The minister said that while current legislation generally allowed for single-sex couples to be treated in the same way as their heterosexual counterparts, “there is a need that these unions be considered registered partnerships in the way that marriages are”.

But he stressed that gay partnerships would not have the same status as traditional marriages and that homosexual couples would not be allowed to adopt children or have access to fertility treatment.

“A registered partnership is not a marriage, it is an institution for those people who by definition cannot marry.”

A yes vote on June 5 would give a legal framework to gay rights and show the world that Switzerland had a progressive policy, Blocher said.

Zurich experience

In canton Zurich 483 same-sex couples have registered their partnerships since a cantonal law came into effect on July 1, 2003.

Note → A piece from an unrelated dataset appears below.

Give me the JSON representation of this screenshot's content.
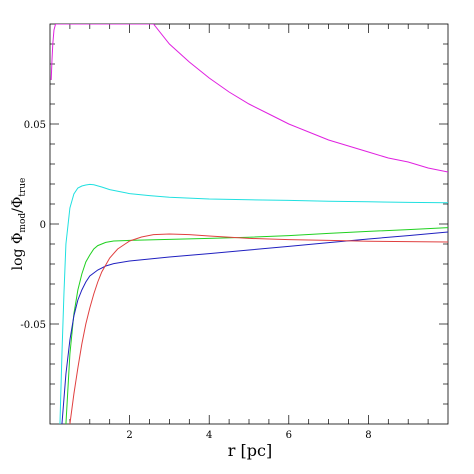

Markus Notter, a member of Zurich’s cantonal government, said there had been a big response with 93 female and 390 male couples registering in the canton.

Notter said that although the experience in Zurich had been a positive one, the absence of nationwide legislation had caused problems. Three registered partnerships had since been dissolved because the couples concerned had moved out of Zurich.

Similarly couples arriving in Zurich from Geneva or abroad, where their partnerships had been registered, had been obliged to re-register with the Zurich authorities.

Ruth Reusser, deputy director of the justice ministry, stressed that the law was necessary to regulate inheritance and pension issues, as well as the right of foreign partners to live in Switzerland.

Comparing Switzerland with other European countries, Reusser said that while neighbours Italy and Austria do not have rights for gay couples enshrined in law, both the Netherlands and Belgium allow gay marriages.

Spain’s parliament gave initial approval to a law legalising gay marriage on Thursday.

swissinfo with agencies

On June 5, Swiss voters will decide whether homosexual couples are to be legally recognised.
Parliament gave the go-ahead last June, but Switzerland’s Evangelical Party launched a referendum.
The rightwing People’s Party, which Christoph Blocher belongs to, is the only government party opposed to registered partnerships for gay couples.
The Radicals, Christian Democrats and Social Democrats are all in favour.